Sunday, June 14, 2009

Disappointment

I am absolutely in love with God. He is everything perfect for me....strength, power, comfort, peace, love, counselor, wisdom, forgiving, healing, life giving, and so much more. His blessings have been many, and his patience with me has been MUCH. So many times throughout my life I have had that "pinch me is this for real-it is so good" kind of feeling. They all point to Him. Equally many times in my life I have been knocked down to below my knees in desperation, sadness, or anger truly unable to pick myself up...all a direct result of things of this world...and getting back up, successfully, all points to Him, too. Perhaps it is all of the above that has brought back the clouds....the dark ones, that seem to linger and feel so heavy. Hence, the disappointment. My very favorite story in the Bible is in Matthew 14: 25-33. To me, it is so indicative of life. Jesus is so amazing and so loving...anxious, if you will, for us to venture out, trust, and as John Ortberg says so well, "get out of the boat"...extending his Arms and Hands with "Come to Me." He wants nothing else...but for me, and us, to come to Him. I feel like I do that often....but just like Peter.
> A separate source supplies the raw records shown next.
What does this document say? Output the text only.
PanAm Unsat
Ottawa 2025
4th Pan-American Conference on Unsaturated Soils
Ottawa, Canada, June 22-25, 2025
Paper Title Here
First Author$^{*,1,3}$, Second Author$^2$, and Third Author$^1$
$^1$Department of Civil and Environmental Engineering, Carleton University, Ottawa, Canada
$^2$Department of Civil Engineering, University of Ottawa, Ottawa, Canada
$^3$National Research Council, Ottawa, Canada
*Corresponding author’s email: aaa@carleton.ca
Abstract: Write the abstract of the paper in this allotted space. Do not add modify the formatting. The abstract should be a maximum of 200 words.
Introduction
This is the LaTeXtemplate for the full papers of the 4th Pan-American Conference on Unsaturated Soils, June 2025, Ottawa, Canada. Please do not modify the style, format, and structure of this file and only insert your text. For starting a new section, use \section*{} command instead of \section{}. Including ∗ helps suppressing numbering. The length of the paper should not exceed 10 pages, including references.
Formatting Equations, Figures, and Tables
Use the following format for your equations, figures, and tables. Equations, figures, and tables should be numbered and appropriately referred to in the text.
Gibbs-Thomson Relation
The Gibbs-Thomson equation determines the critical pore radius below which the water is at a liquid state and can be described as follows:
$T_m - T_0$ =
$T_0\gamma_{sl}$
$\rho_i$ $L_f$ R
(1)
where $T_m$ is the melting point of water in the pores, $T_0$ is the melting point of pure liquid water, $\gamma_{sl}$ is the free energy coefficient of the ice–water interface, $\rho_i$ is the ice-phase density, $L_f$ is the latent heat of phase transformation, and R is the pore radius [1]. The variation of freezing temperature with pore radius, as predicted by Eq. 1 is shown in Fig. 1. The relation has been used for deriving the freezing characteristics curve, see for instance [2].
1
Confident, strong, and really excited at first and then the winds come...some blow softly unable to move my focus, and then some blow hard enough to shift my focus...and I allow the stuff of this world to cloud my world and to distract me from what is most important, Him. Why is it so hard at times? And why is it that some of those "winds" seem to engulf me? I can and do hear my mom's quiet heaven spoken voice in her answer as I type..."cuz you let them, Kimmy Ann." It truly throws me into this world of not darkness, per se, but "blahness" as I dwell in this place of disappointment constantly whispering words to myself of "oh you of little faith..."
I spend way too much time, I know, trying to figure people out...trying to grasp at understanding their motives and decisions....and why? What good truly comes from that?

All I need is to put my eyes back on Him and never give Him the reason to ask me,

"Why did you doubt Me?"

5 comments:

Kar said...

To LET GO is to free yourself to be ALL that you are to YOURSELF, Michael, those precious boys, and all of us!! God will "figure" those things and people out. Your core loyalty is what is playing havoc with your mind and spirit now because you can't keep asking yourself "Why?" Sometimes the extreme insecurities of others make us question our own security.....that's when you drop back, shake it OUT!!! and truly let it go and embrace the NOW and the YET TO BE!!!

John said...

Cheer up Kim. At least you have good insurance.

Caryn said...

Kim, I know I have said this to you before...the older you get the more history He makes with you. Enjoy that peace beyond all understanding..he has your best interest in mind all of the time! cj

Caryn said...

I think you need a margarita! What time and where?

Caryn said...

That last comment about a margarita came from me....Brittney! I accidentally forgot to log off of my mom's account!